Pelinsu elbette ki pembe giymişti. Polat onun pembe giymesini artık seviyordu. Anlamıştı ki mutlu olduğunda pembeyi giyiyordu.

Pelinsu etrafında dönerken Pelin "Çok güzel oldun Su." dedi. Aynada kendine bakan Pelinsu "Heyecandan bayılacağım şimdi." dedi.

"Dur dur. İsteme bitsin. Ondan sonra istediğin kadar bayıl."

"Çok sağol ya."

"Rica ederim." dediğinde ikisi de güldü. Akşam vaktiydi ve herkes evin içinde dört dönüyordu.
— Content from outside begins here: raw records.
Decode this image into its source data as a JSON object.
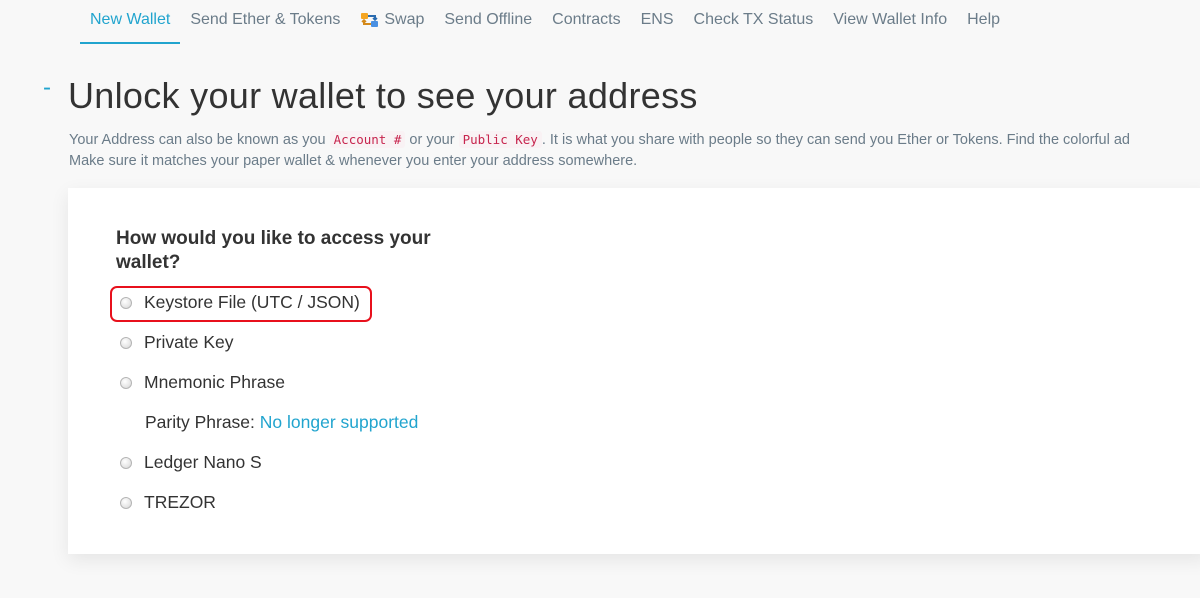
{
  "nav": {
    "tabs": [
      {
        "label": "New Wallet",
        "active": true
      },
      {
        "label": "Send Ether & Tokens"
      },
      {
        "label": "Swap",
        "icon": "swap-icon"
      },
      {
        "label": "Send Offline"
      },
      {
        "label": "Contracts"
      },
      {
        "label": "ENS"
      },
      {
        "label": "Check TX Status"
      },
      {
        "label": "View Wallet Info"
      },
      {
        "label": "Help"
      }
    ]
  },
  "header": {
    "toggle": "-",
    "title": "Unlock your wallet to see your address"
  },
  "intro": {
    "part1": "Your Address can also be known as you ",
    "tag1": "Account #",
    "part2": " or your ",
    "tag2": "Public Key",
    "part3": ". It is what you share with people so they can send you Ether or Tokens. Find the colorful ad",
    "line2": "Make sure it matches your paper wallet & whenever you enter your address somewhere."
  },
  "access": {
    "question": "How would you like to access your wallet?",
    "options": [
      {
        "label": "Keystore File (UTC / JSON)",
        "highlighted": true
      },
      {
        "label": "Private Key"
      },
      {
        "label": "Mnemonic Phrase"
      },
      {
        "label": "Ledger Nano S"
      },
      {
        "label": "TREZOR"
      }
    ],
    "parity_label": "Parity Phrase:",
    "parity_link": "No longer supported"
  },
  "colors": {
    "accent": "#21a4ce",
    "highlight": "#e8101c",
    "code_text": "#c7254e"
  }
}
Tatlılar, çerezler, içecekler alınmıştı. Annesi bir sürü yiyecek de hazırlamıştı. Pelinsu gereksiz fazlalık olduğunu düşünse de söz için iki tarafın da yakın akrabaları çağırılmıştı. Hem söz hem nişandı. Kapı sesi geldiğinde Pelinsu hemen gidip açtı.

"Dayı, hoş geldin." diyerek içeri davet etti. Polat bir an önce gelsin istiyordu. Hızlı gelişmişti aralarındakiler ama güzeldi. Polat'tan emindi o. Polat emin olmasa zaten istemeye gelmezdi.

İçeri geçtiklerinde tekrar kapı çaldı. Polat'ın akrabaları gelmişti. Onlar geçtikten sonra Polat nihayet gelmişti. Takım elbisenin içinde yakışıklılığıyla dikkat çekiyordu. Pelinsu çiçeği ve çikolatayı alırken Dua onların fotoğrafını çekiyordu. Fotoğrafları daha sonrasında çıkarttırıp albüm yapıyordu. Seviyordu da hem.

"Dua işin yok mu senin abicim? Niye bizim fotoğrafımızı çekip duruyorsun!?"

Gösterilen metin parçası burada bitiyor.